青年組 佳作 秦育萱 十年級
少年組 第二名 李明欣 六年級
Youth Group Honorable Mention Michelle Chin Grade 10
This year will be coming to an end soon and the year of the sheep will be coming. Reminiscing on what I have done throughout the past year, I can’t help but sigh – how time flies! I have aged by a year and yet I can’t help thinking: How much have I learned this past year? Whom have I helped? How many mistakes have I made? Now is the time to plan for all the changes I would like to make.
On previous New Year’s Eves I could sense the spirit of Chinese New Year just simply walking along the streets in Taiwan. Every household is well-lit and bustling in preparing and decorating for the New Year, doing spring cleaning, hanging up New Year’s banners. How I looked forward it all! I remember that on the day before New Year’s Eve, everyone would help out with the spring cleaning. It is a Chinese custom that before the New Year, we sweep away all unwanted things and replace them with new things. It is a symbol of welcoming the future.
Every New Year’s Eve, my mother will bring us to shop for new clothes. On New Year’s Eve, relatives would gather for a reunion dinner, exchanging red packets, lighting firecrackers. New Year has always been fun!
However, it feels different now. Being a foreign student away from home, I can’t help but feel lonely. As I stare at the horizon, a feeling of sadness overcomes me as I think of my family busy stocking up New Year’s goodies, awaiting the arrival of Chinese New Year.
As I look into the sky, I make a wish. Perhaps this will ease my loneliness. With new hope, this coming year will perhaps be a happier one. This is the greatest encouragement I can give myself!

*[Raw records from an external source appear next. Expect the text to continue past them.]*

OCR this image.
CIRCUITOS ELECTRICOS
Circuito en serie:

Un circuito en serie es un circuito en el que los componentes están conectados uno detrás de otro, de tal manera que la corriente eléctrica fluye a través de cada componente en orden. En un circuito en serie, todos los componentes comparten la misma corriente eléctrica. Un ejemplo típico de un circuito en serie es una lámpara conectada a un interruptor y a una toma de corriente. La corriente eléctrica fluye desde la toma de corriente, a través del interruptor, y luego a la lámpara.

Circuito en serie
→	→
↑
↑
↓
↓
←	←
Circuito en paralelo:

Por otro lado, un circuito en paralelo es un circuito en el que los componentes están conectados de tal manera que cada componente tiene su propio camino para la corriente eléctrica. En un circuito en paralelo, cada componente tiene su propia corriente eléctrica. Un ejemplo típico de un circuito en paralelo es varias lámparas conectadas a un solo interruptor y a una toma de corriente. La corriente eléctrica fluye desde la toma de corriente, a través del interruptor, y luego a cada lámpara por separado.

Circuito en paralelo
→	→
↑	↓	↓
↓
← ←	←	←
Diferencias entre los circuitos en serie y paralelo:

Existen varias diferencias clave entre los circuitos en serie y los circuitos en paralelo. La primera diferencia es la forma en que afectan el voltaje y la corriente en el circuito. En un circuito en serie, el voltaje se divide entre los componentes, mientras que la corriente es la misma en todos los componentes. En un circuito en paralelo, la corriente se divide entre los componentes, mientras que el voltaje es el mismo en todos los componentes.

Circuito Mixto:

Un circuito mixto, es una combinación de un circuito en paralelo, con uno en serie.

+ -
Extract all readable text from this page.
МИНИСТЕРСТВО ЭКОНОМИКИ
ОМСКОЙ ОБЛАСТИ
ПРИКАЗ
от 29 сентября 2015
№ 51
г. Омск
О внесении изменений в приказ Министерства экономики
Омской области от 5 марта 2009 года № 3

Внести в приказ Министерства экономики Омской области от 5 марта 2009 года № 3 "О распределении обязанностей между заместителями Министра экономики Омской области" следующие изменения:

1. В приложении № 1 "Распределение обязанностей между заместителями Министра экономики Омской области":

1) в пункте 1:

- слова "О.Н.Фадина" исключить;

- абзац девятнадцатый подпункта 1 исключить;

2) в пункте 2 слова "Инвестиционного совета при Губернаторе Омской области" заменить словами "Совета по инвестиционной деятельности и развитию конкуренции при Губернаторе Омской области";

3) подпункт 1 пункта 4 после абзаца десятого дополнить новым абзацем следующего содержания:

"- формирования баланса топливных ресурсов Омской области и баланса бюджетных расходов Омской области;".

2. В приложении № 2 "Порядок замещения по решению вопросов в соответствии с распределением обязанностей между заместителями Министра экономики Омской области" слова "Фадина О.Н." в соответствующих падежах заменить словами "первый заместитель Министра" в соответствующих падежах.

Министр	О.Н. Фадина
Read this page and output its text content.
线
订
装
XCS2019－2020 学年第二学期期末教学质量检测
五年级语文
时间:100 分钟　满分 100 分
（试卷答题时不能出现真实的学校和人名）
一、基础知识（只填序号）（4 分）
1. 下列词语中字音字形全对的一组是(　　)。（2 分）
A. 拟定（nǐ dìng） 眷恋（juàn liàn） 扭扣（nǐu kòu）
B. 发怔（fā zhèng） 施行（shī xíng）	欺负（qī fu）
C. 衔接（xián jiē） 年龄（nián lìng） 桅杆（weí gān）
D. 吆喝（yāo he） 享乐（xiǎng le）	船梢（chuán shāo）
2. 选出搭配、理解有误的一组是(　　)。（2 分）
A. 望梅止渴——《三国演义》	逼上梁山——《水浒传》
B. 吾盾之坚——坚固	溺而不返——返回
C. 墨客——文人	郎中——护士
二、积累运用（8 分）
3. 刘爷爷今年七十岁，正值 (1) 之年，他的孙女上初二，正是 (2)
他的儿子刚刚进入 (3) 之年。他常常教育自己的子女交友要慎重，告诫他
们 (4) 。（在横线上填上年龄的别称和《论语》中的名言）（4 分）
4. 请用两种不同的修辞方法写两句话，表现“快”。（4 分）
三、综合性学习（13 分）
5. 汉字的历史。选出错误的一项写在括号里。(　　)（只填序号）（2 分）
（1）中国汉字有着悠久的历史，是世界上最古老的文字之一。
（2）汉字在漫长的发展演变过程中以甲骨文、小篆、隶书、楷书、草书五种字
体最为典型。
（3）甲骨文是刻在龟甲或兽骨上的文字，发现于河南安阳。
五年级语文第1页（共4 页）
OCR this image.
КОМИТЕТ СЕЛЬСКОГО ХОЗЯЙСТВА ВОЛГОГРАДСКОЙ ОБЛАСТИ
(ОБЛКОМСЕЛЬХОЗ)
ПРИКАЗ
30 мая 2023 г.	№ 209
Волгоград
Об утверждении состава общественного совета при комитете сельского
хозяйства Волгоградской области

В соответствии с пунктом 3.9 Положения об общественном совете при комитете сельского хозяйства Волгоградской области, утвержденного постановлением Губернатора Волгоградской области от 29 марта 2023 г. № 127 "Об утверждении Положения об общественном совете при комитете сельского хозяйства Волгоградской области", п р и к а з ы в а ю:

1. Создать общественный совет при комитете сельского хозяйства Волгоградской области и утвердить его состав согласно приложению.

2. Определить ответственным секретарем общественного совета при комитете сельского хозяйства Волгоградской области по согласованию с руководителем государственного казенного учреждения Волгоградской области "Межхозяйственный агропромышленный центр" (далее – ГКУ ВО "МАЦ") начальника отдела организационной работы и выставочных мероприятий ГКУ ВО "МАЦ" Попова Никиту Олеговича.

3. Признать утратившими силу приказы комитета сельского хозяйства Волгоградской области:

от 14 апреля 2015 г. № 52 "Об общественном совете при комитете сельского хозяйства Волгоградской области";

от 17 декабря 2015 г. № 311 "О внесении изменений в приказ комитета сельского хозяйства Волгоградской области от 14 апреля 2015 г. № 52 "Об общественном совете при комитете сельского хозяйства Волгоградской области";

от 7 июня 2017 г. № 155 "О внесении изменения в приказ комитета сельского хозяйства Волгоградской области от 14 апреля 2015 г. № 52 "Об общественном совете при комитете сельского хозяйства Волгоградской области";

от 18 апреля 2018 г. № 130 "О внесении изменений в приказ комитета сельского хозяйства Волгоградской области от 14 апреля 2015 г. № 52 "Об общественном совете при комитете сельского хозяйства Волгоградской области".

My new year’s resolution is to “study hard, and not to let my parents worry.” Perhaps this wish doesn’t mean much to others, but to me, it is extremely meaningful. Throughout my studies, my parents have given me financial and emotional support. The only repayment I can give is to study hard. Once I graduate, I will be able to reunite with my family. I make this silent wish, and pray to heaven that it will come true. Of course I will work hard to fulfill my wish. My family is the only strength that helps me persevere; my family is the reason for this wish.
As the New Year approaches, I will forget the unpleasant memories and persevere towards my goal. With a heart full of hope, I will make another milestone in my life.
Youth Group Second Place Tiffany Lee Grade 6
Last school holiday, Mom brought me and my elder brother to study in the States, while my father stayed in Taiwan to teach.
In this new environment, things were not the same anymore. Everyone speaks in English. In the beginning, I could hardly understand a single word. Needless to say, I could not speak the language at all. In class, I could only be like a mute, quietly sitting in my seat, watching while the teacher talked and the other students kept raising their hands to answer her questions. In my heart I thought, “If I were in Taiwan, I would be able to do the same.” After class, although some of my classmates would invite me to play with them, I preferred to sit quietly and listen to them chat or watch them play. I really wished I could be back in Taiwan, back by my father’s side. What a difficult, unhappy time I had! Luckily for me, my core teacher took good care of me. She encouraged me and taught me English after class. Gradually, my grasp of English improved. As I walked on this path, my heart felt just like the ever-changing clouds in the sky, which take on a different shape and color everyday – sometime beautifully bright and radiant, sometimes only a single lone cloud, sometimes a dark dreary raincloud, which might turn into a downpour with just a single touch.
Each time I saw the man next door strolling hand-in-hand with his daughter, or each time I felt depressed or angry, I would think of my father. In the past, my father would play with me everyday, and especially when I was in a bad mood, he would always patiently listen to my woes and would try to use different ways to cheer me up and play with me. Now, however, I can only keep my anger in my heart. How wonderful it would be if my father were here!
Once, at a Chinese Orchestra practice, my friend was so upset and mad at herself for not being able to play the flute well. Her father, who was also our Orchestra teacher, immediately went to her side to console her. As I watched the incident, tears welled up in my eyes. I felt so envious of my friend. How I wish my father were also by my side!
As the New Year approaches, my greatest wish is for my father to join us in America.